In the Waste Land, man is unable to answer the question or even guess at the answer because all he knows anymore is the fragmented images and experiences of modern life. This is mirrored in the fragment, “Life is,” from the “Hollow Men.” The dead tree and dry stone speak to the idea that there is no savior, no God, and no hope for a resurrection. The idea of God’s death is seen in the inability for the Hollow Man to complete or repeat the phrase, “For Thine is the Kingdom.” Modern philosopher, Fredrich Nietzsche, predicted the despair arising from this “death.” He also predicted the nihilism which would follow, and the inability for the Hollow Man to complete or repeat the phrase but only say, “Life is,” seems to speak to there being no clear definition of what life is anymore; it is meaningless. It is easy to imagine the three-dotted ellipsis following the words, leaving off on a trail of cynical contemplation. And in the end, perhaps we are all just hollow men waiting for the world to end, “Not with a bang but a whimper.”

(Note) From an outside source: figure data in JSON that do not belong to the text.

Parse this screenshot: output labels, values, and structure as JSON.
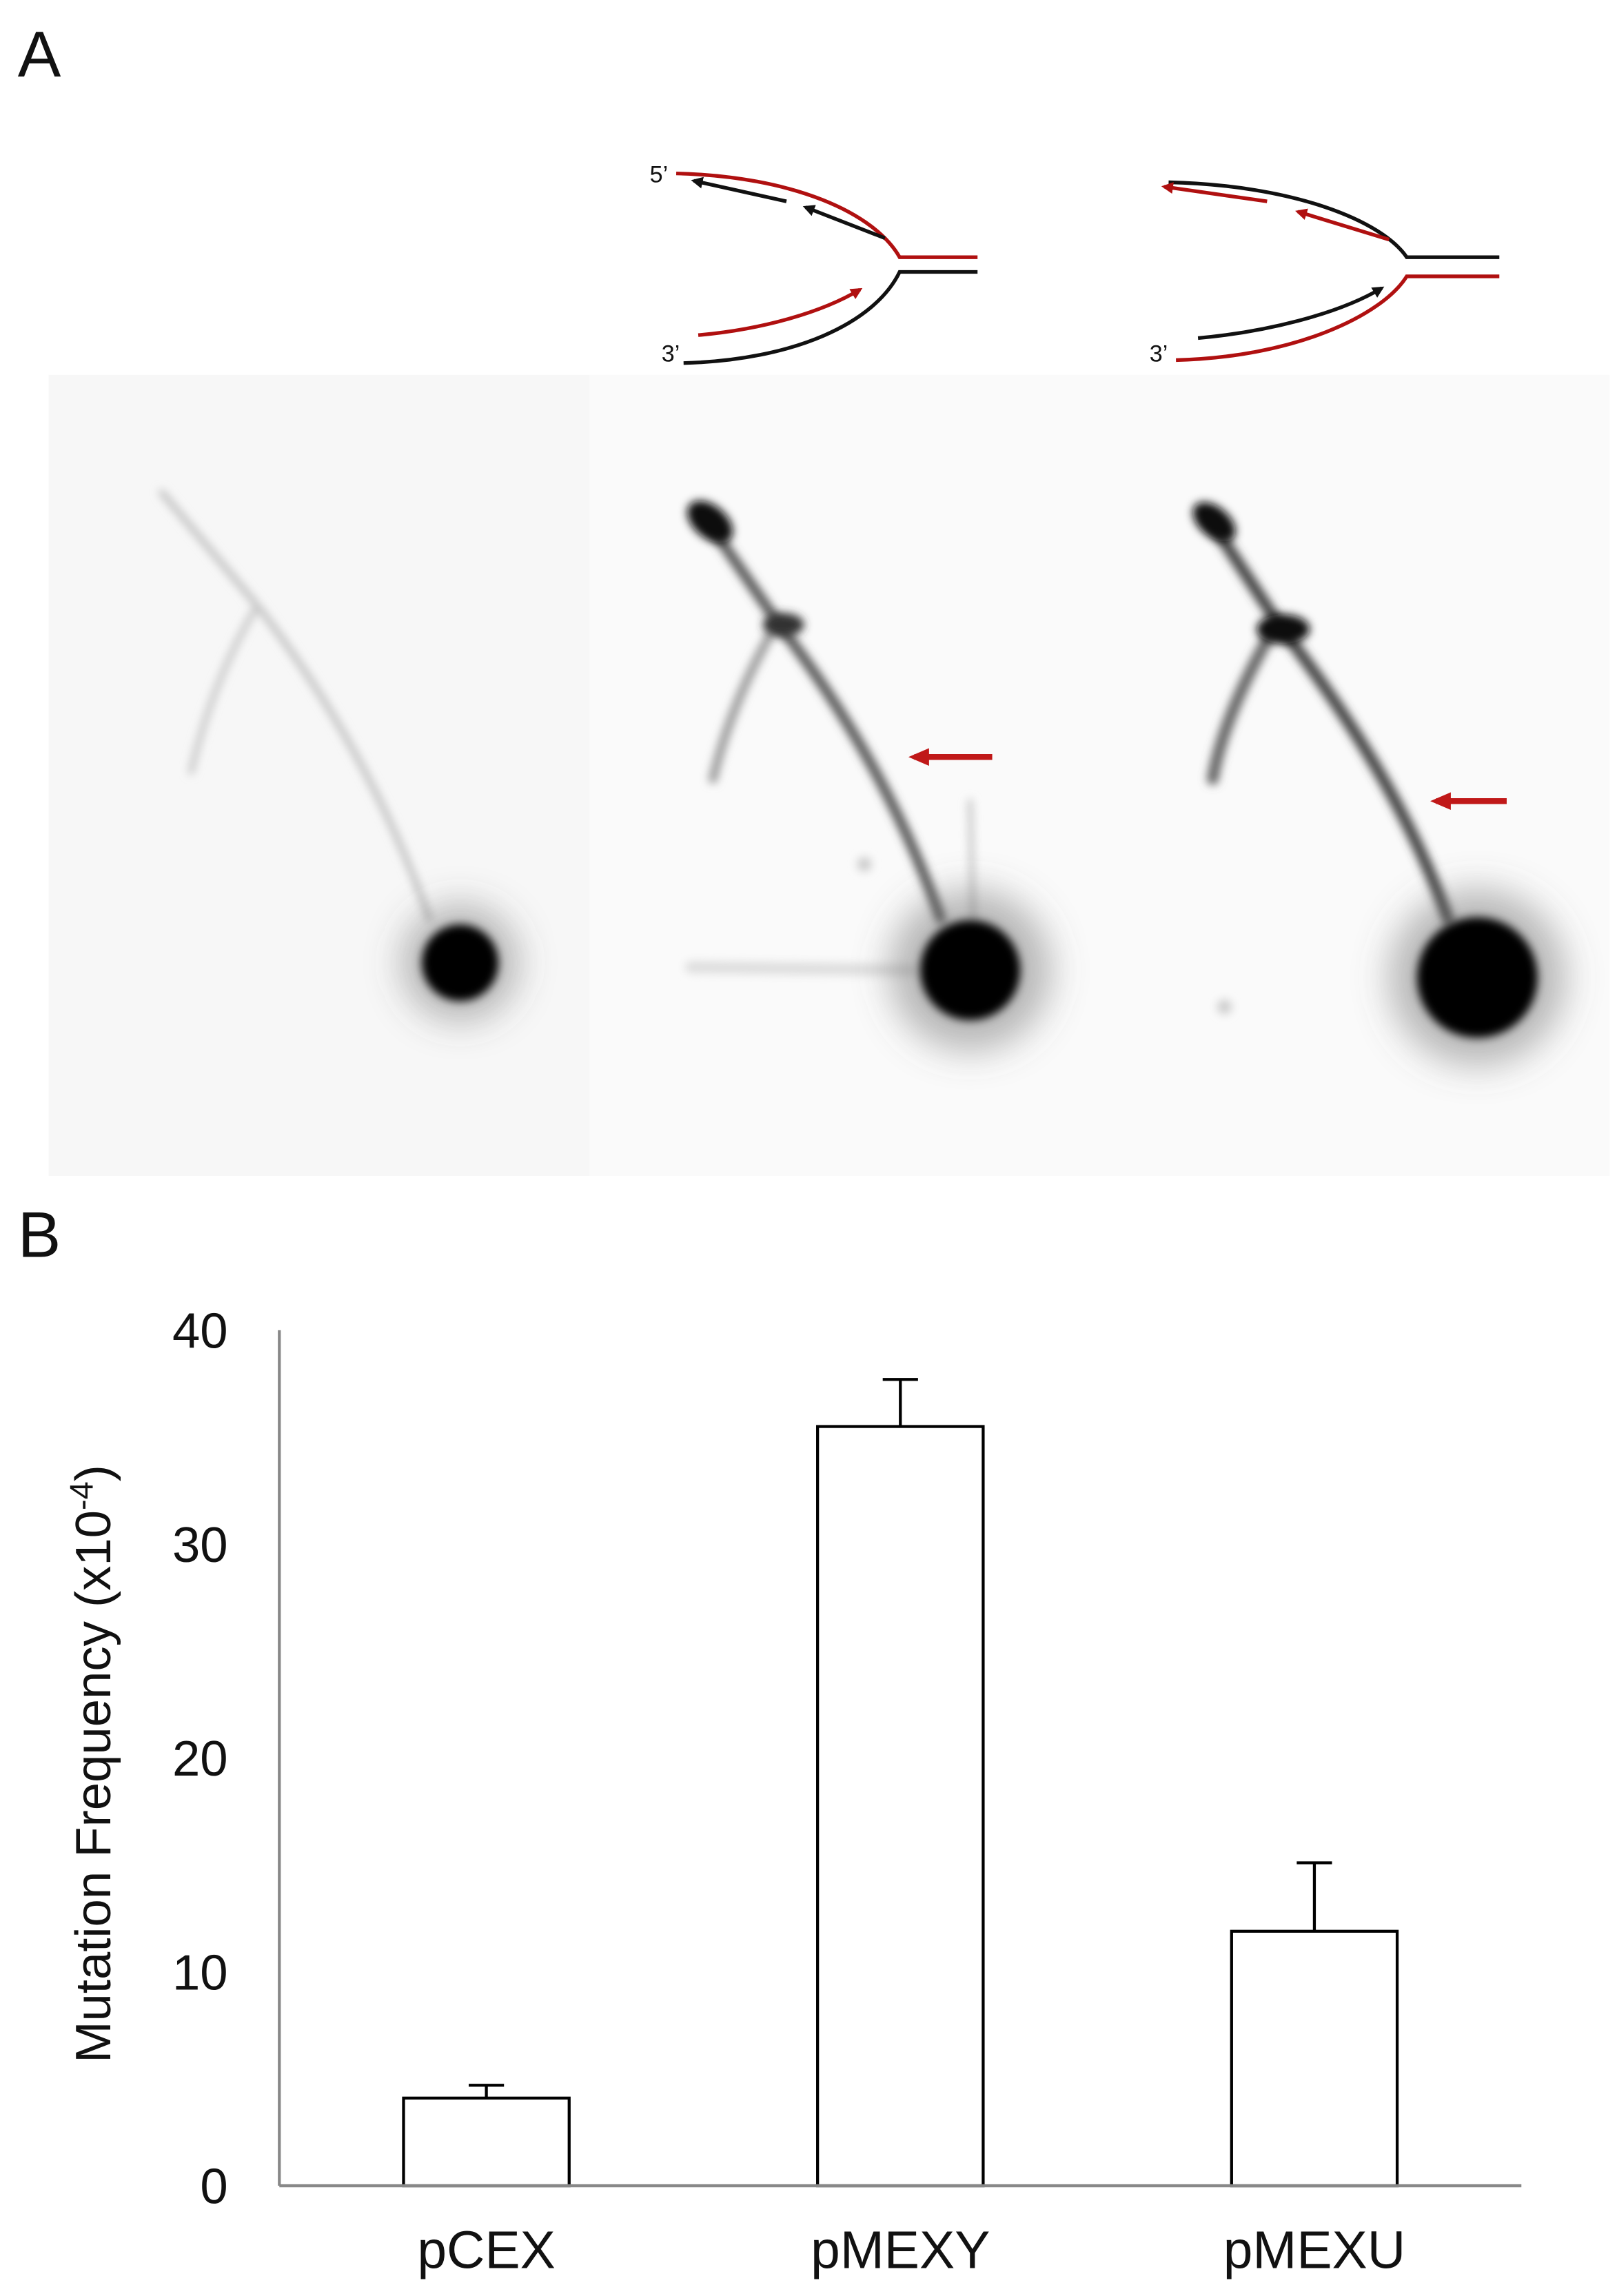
{
  "panels": {
    "a": "A",
    "b": "B"
  },
  "diagram": {
    "left_fork": {
      "top_end": "5’",
      "bottom_end": "3’"
    },
    "right_fork": {
      "bottom_end": "3’"
    }
  },
  "chart_data": {
    "type": "bar",
    "categories": [
      "pCEX",
      "pMEXY",
      "pMEXU"
    ],
    "values": [
      4.1,
      35.5,
      11.9
    ],
    "errors": [
      0.6,
      2.2,
      3.2
    ],
    "color": "#ffffff",
    "edge_color": "#000000",
    "y_label": {
      "text": "Mutation Frequency (x10",
      "exponent": "-4",
      "close": ")"
    },
    "ylim": [
      0,
      40
    ],
    "yticks": [
      0,
      10,
      20,
      30,
      40
    ],
    "grid": false
  }
}
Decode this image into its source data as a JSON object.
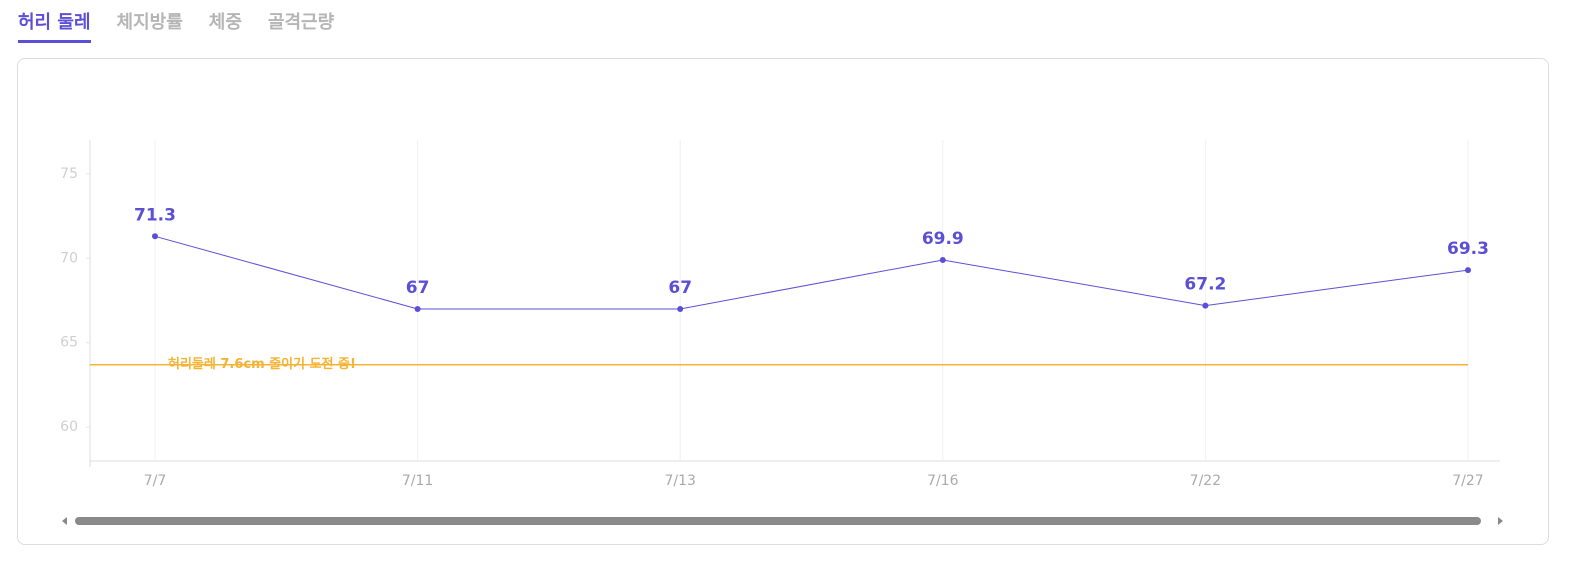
{
  "tabs": [
    "허리 둘레",
    "체지방률",
    "체중",
    "골격근량"
  ],
  "active_tab": 0,
  "chart_data": {
    "type": "line",
    "categories": [
      "7/7",
      "7/11",
      "7/13",
      "7/16",
      "7/22",
      "7/27"
    ],
    "series": [
      {
        "name": "허리 둘레",
        "color": "#5b4fd6",
        "values": [
          71.3,
          67,
          67,
          69.9,
          67.2,
          69.3
        ]
      }
    ],
    "ylim": [
      58,
      77
    ],
    "yticks": [
      60,
      65,
      70,
      75
    ],
    "grid": true,
    "target": {
      "value": 63.7,
      "label": "허리둘레 7.6cm 줄이기 도전 중!",
      "color": "#f5b335"
    }
  }
}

Upon reflection, it is not so difficult to imagine what life was like before post-modernism. People living in the present are very much experiencing the difficulties in a rapidly changing world. With the ascent of the internet, virtual reality, social media, the disappearance of privacy and a deterioration of nationalism, as well as the decay of the institution of marriage, the celebration of homosexuality, and the idea that gender is a social construction, and it is easy to gather a sense of what our predecessors felt. T.S. Eliot’s poetry is as relevant today as it was then and provides a voice for those who are struggling to reconcile the newly formed order of what is to the old order of what was. With the use of the ellipsis and the ability of Eliot to engage the reader’s contemplation and reflection, Eliot acts as our Virgil, guiding us through “streets that follow like a tedious argument of insidious intent” which lead us always and inevitably to that overwhelming question…
Adams, Michael, and Anne Curzan. How English Works: A Linguistic Guide, 3rd ed. Pearson Education Inc., 2012.